Again, basically the same senario, but not hermetically sealed, the heads never activating, your data might be intact if the surface of the disks have not been scratched by particules, the drive would have to be sent out for data recovery.

If water entered the drive, came in contact with the platters, and the head moved accross the drive, this is what happens..

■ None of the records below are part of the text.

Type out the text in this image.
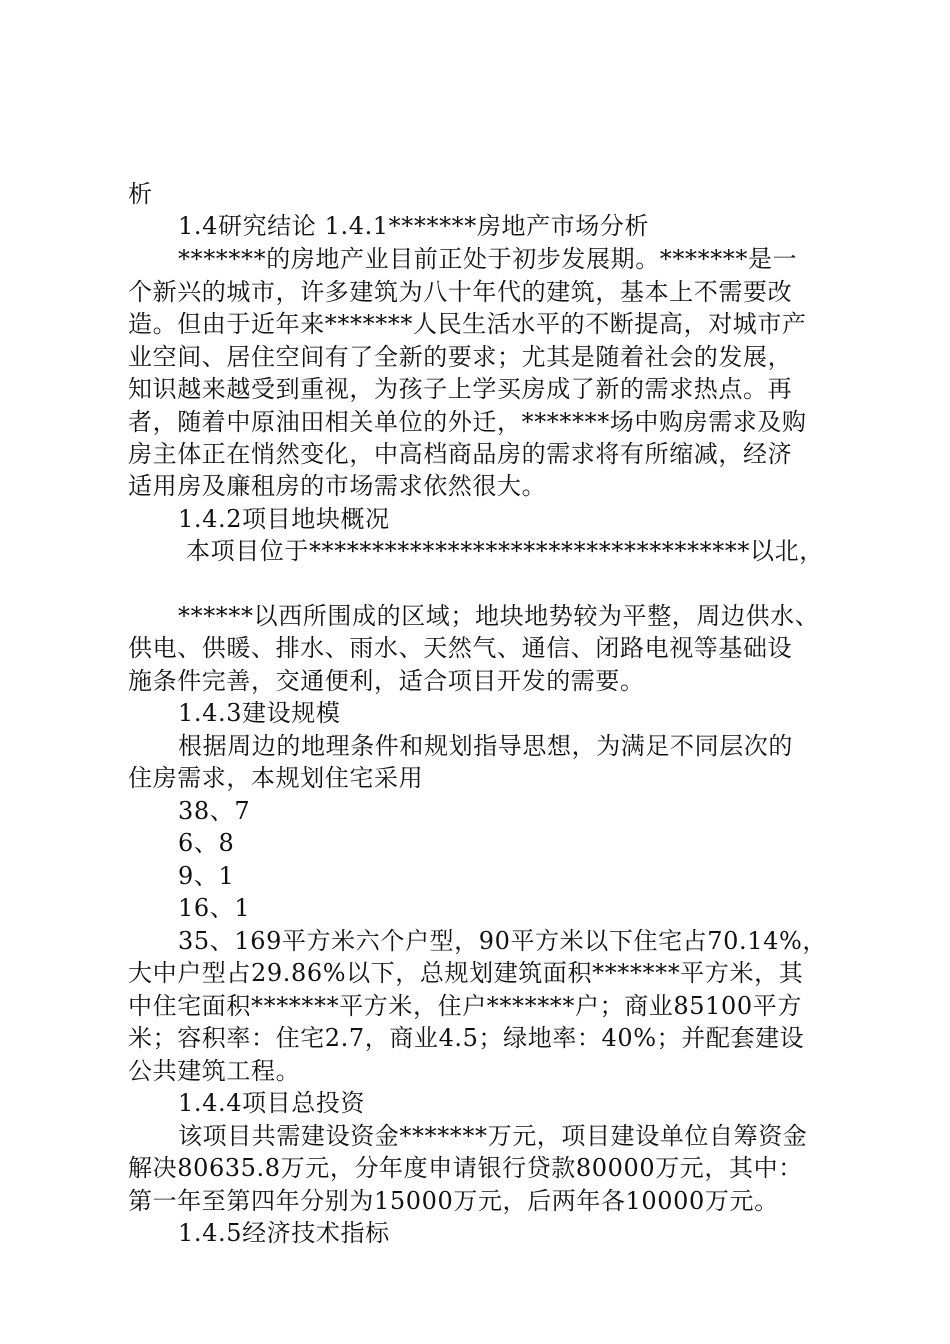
析
1.4研究结论 1.4.1*******房地产市场分析
*******的房地产业目前正处于初步发展期。*******是一
个新兴的城市，许多建筑为八十年代的建筑，基本上不需要改
造。但由于近年来*******人民生活水平的不断提高，对城市产
业空间、居住空间有了全新的要求；尤其是随着社会的发展，
知识越来越受到重视，为孩子上学买房成了新的需求热点。再
者，随着中原油田相关单位的外迁，*******场中购房需求及购
房主体正在悄然变化，中高档商品房的需求将有所缩减，经济
适用房及廉租房的市场需求依然很大。
1.4.2项目地块概况
本项目位于***********************************以北，
******以西所围成的区域；地块地势较为平整，周边供水、
供电、供暖、排水、雨水、天然气、通信、闭路电视等基础设
施条件完善，交通便利，适合项目开发的需要。
1.4.3建设规模
根据周边的地理条件和规划指导思想，为满足不同层次的
住房需求，本规划住宅采用
38、7
6、8
9、1
16、1
35、169平方米六个户型，90平方米以下住宅占70.14%，
大中户型占29.86%以下，总规划建筑面积*******平方米，其
中住宅面积*******平方米，住户*******户；商业85100平方
米；容积率：住宅2.7，商业4.5；绿地率：40%；并配套建设
公共建筑工程。
1.4.4项目总投资
该项目共需建设资金*******万元，项目建设单位自筹资金
解决80635.8万元，分年度申请银行贷款80000万元，其中：
第一年至第四年分别为15000万元，后两年各10000万元。
1.4.5经济技术指标
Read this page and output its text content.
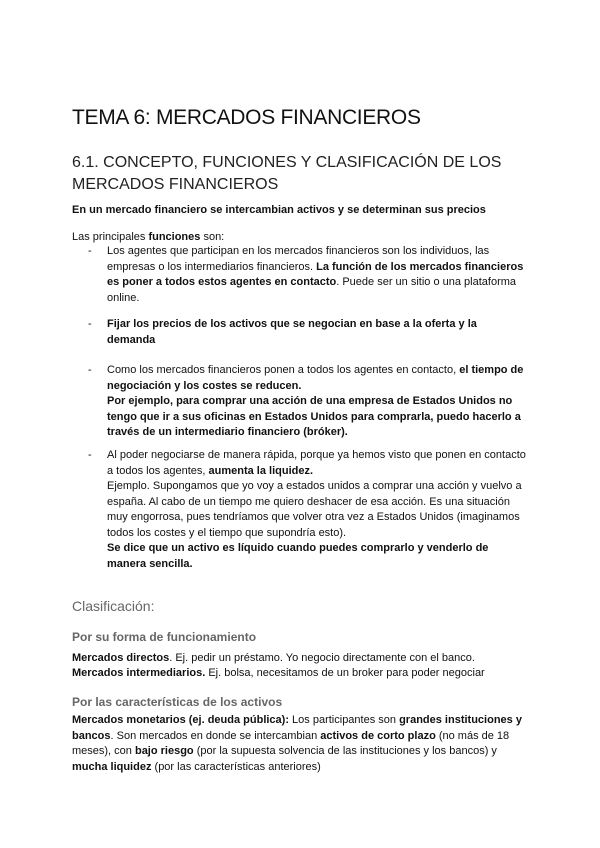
TEMA 6: MERCADOS FINANCIEROS
6.1. CONCEPTO, FUNCIONES Y CLASIFICACIÓN DE LOS MERCADOS FINANCIEROS

En un mercado financiero se intercambian activos y se determinan sus precios

Las principales funciones son:

- Los agentes que participan en los mercados financieros son los individuos, las empresas o los intermediarios financieros. La función de los mercados financieros es poner a todos estos agentes en contacto. Puede ser un sitio o una plataforma online.

- Fijar los precios de los activos que se negocian en base a la oferta y la demanda

- Como los mercados financieros ponen a todos los agentes en contacto, el tiempo de negociación y los costes se reducen.

Por ejemplo, para comprar una acción de una empresa de Estados Unidos no tengo que ir a sus oficinas en Estados Unidos para comprarla, puedo hacerlo a través de un intermediario financiero (bróker).

- Al poder negociarse de manera rápida, porque ya hemos visto que ponen en contacto a todos los agentes, aumenta la liquidez.

Ejemplo. Supongamos que yo voy a estados unidos a comprar una acción y vuelvo a españa. Al cabo de un tiempo me quiero deshacer de esa acción. Es una situación muy engorrosa, pues tendríamos que volver otra vez a Estados Unidos (imaginamos todos los costes y el tiempo que supondría esto).

Se dice que un activo es líquido cuando puedes comprarlo y venderlo de manera sencilla.

Clasificación:
Por su forma de funcionamiento

Mercados directos. Ej. pedir un préstamo. Yo negocio directamente con el banco.

Mercados intermediarios. Ej. bolsa, necesitamos de un broker para poder negociar

Por las características de los activos

Mercados monetarios (ej. deuda pública): Los participantes son grandes instituciones y bancos. Son mercados en donde se intercambian activos de corto plazo (no más de 18 meses), con bajo riesgo (por la supuesta solvencia de las instituciones y los bancos) y mucha liquidez (por las características anteriores)
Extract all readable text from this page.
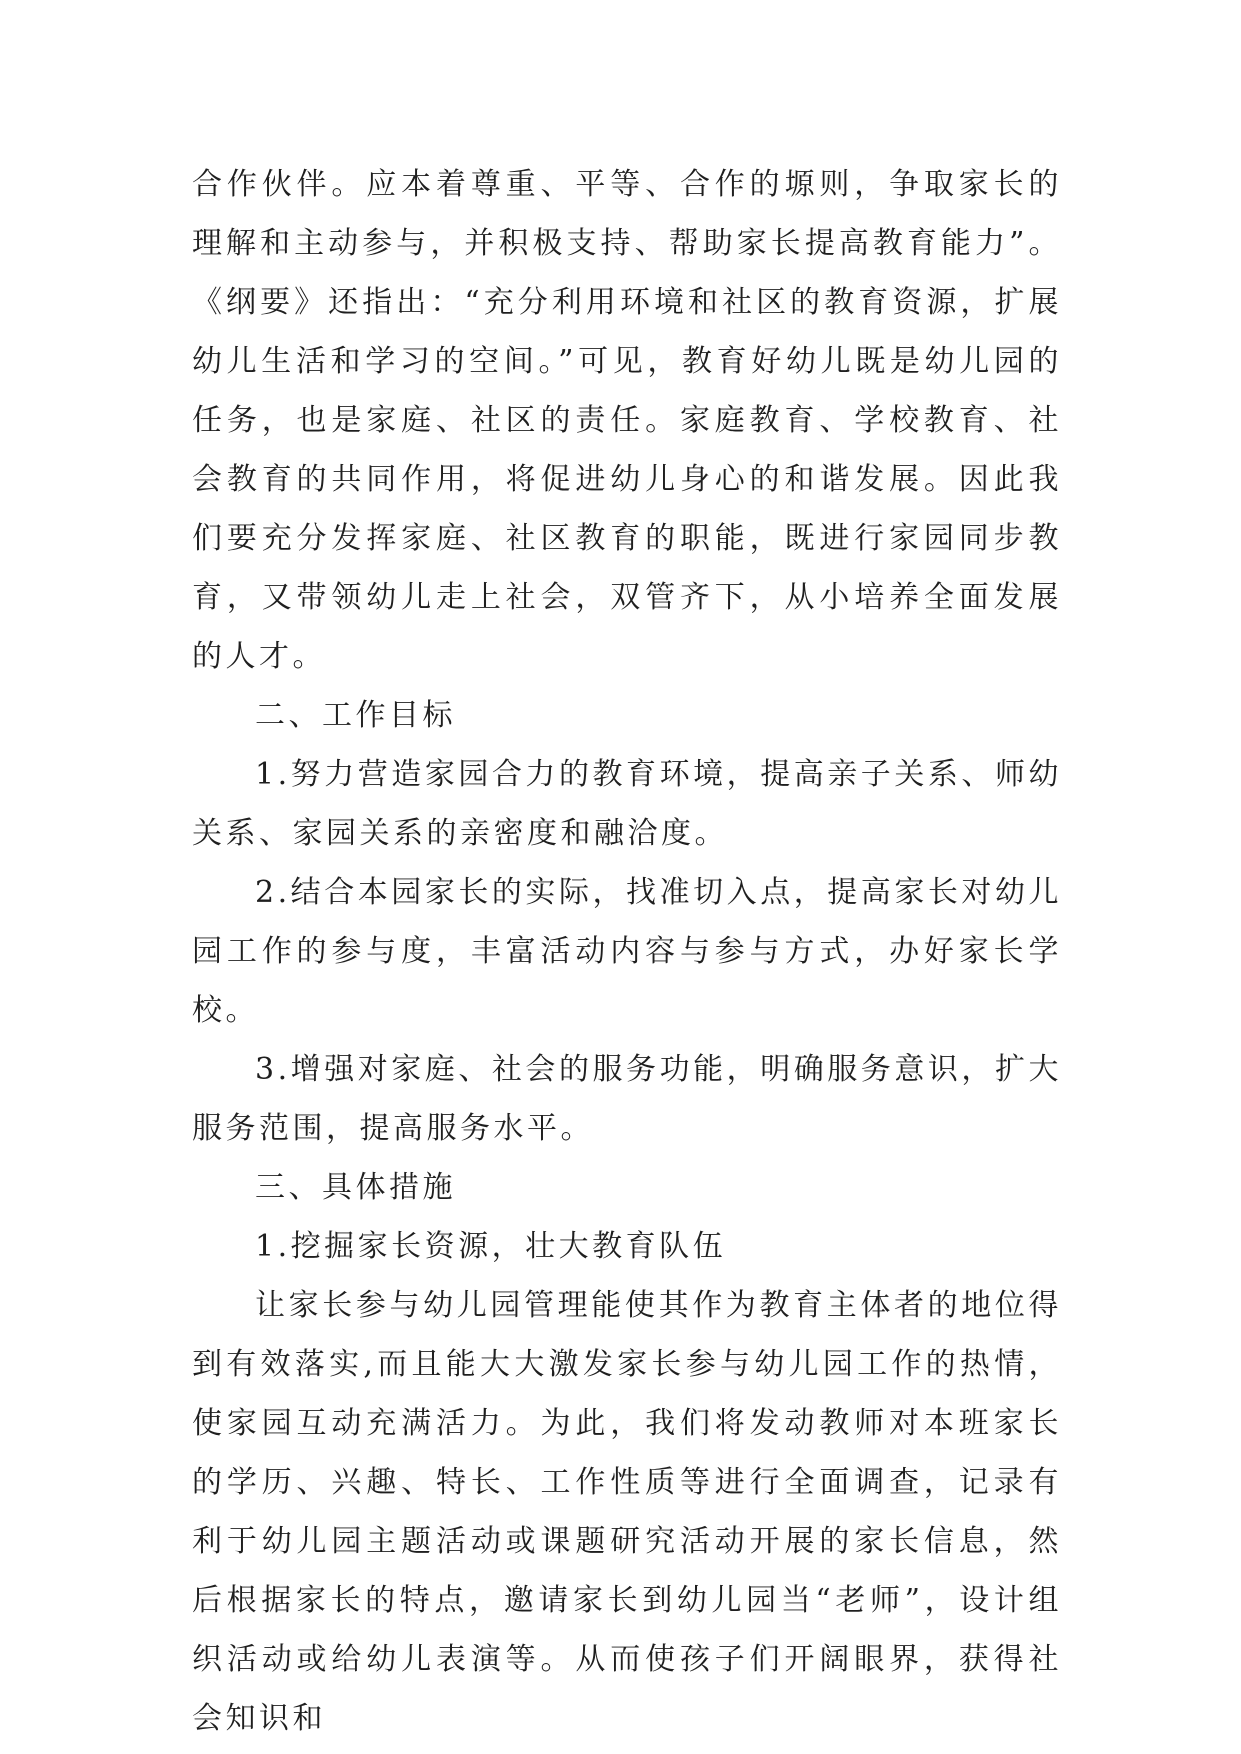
合作伙伴。应本着尊重、平等、合作的塬则，争取家长的理解和主动参与，并积极支持、帮助家长提高教育能力”。《纲要》还指出：“充分利用环境和社区的教育资源，扩展幼儿生活和学习的空间。”可见，教育好幼儿既是幼儿园的任务，也是家庭、社区的责任。家庭教育、学校教育、社会教育的共同作用，将促进幼儿身心的和谐发展。因此我们要充分发挥家庭、社区教育的职能，既进行家园同步教育，又带领幼儿走上社会，双管齐下，从小培养全面发展的人才。

二、工作目标

1.努力营造家园合力的教育环境，提高亲子关系、师幼关系、家园关系的亲密度和融洽度。

2.结合本园家长的实际，找准切入点，提高家长对幼儿园工作的参与度，丰富活动内容与参与方式，办好家长学校。

3.增强对家庭、社会的服务功能，明确服务意识，扩大服务范围，提高服务水平。

三、具体措施

1.挖掘家长资源，壮大教育队伍

让家长参与幼儿园管理能使其作为教育主体者的地位得到有效落实,而且能大大激发家长参与幼儿园工作的热情，使家园互动充满活力。为此，我们将发动教师对本班家长的学历、兴趣、特长、工作性质等进行全面调查，记录有利于幼儿园主题活动或课题研究活动开展的家长信息，然后根据家长的特点，邀请家长到幼儿园当“老师”，设计组织活动或给幼儿表演等。从而使孩子们开阔眼界，获得社会知识和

Heads hover over the drive surface mainatining a distance of a few millionths of an inch from the platter surface, so small a smoke particle, could cause damage if it traveled between the drive head and platters. Water would cause the head to be pulled into the platter surface, physically scoring the disk platter surface
 
I would suspect that the drives never spun up because of the presence of water and mud residue which would tend to glue the platters.
If they didn't spin there wouldn't be any gouges and the platter surfaces aren't water soluble. So the data is probably safe.
If the assumptions are correct it will take a recovery company with cleaning capability to get the innards of the drive clean enough so it could be rebuilt enough to spin up. This all the way from the base, including motor replacement. So it won't be easy and it won't be cheap, but probably doable.

Ed Fair
Give the wrong symptoms, get the wrong solutions.